Essas divisões existem há mais de uma década e estão piorando. O fato de o governo alemão ter começado a entrar em conflito com o FMI sobre a questão da austeridade demonstra esse fato. Essa confusão representa o beco sem saída do capitalismo, e é também por isso que não há coerência nas políticas que vemos.

Sim, o apoio político à austeridade foi destruído na última década. Isso, combinado com o suporte de vida que a economia capitalista exigiu na pandemia, forçando figuras como Johnson e Joe Biden a fazerem concessões temporárias e grandes gastos.

Esta situação política fez com que Johnson se apresentasse como anti-austeridade, e esse é um fato profundamente importante que o movimento trabalhista deve entender – eles devem tirar vantagem da oposição de massa à austeridade, à desigualdade e até mesmo ao capitalismo como um todo para lutar pelo socialismo, ao invés de espalhar ilusões em Johnson.

Mas a necessidade econômica da austeridade sob o capitalismo, uma vez que os trabalhadores possam voltar a trabalhar, é mais forte do que nunca.
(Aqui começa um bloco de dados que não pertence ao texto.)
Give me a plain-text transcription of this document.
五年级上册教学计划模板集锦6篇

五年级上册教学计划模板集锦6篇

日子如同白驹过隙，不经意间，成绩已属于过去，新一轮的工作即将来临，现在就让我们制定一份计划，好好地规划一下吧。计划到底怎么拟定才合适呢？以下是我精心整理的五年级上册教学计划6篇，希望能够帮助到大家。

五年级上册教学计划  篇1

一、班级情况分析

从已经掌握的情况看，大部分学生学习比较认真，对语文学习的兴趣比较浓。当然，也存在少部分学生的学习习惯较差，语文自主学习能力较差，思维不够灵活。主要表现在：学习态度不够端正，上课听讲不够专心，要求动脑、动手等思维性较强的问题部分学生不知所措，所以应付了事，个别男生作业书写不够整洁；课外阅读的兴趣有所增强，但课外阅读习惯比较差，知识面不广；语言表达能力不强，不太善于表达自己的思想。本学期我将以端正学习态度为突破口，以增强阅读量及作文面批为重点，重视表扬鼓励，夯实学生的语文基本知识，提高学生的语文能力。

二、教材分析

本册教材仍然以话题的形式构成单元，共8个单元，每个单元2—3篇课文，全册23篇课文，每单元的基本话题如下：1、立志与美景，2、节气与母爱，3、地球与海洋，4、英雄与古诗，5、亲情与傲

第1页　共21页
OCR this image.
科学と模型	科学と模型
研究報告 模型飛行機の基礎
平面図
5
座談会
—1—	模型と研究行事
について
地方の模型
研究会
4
Daí o fato de que Johnson e outros líderes estão realmente retornando à austeridade.

A questão é que o “neoliberalismo” não representou uma aberração ideologicamente motivada para o capitalismo. Na verdade, foram o boom do pós-guerra e as reformas que vieram com ele que foram anormais ao capitalismo. A austeridade é simplesmente “business as usual” sob este sistema, e só vai piorar à medida que as realidades da crise e da pandemia se instalam. A única maneira de escapar é abolindo o sistema capitalista e substituindo-o pelo socialismo.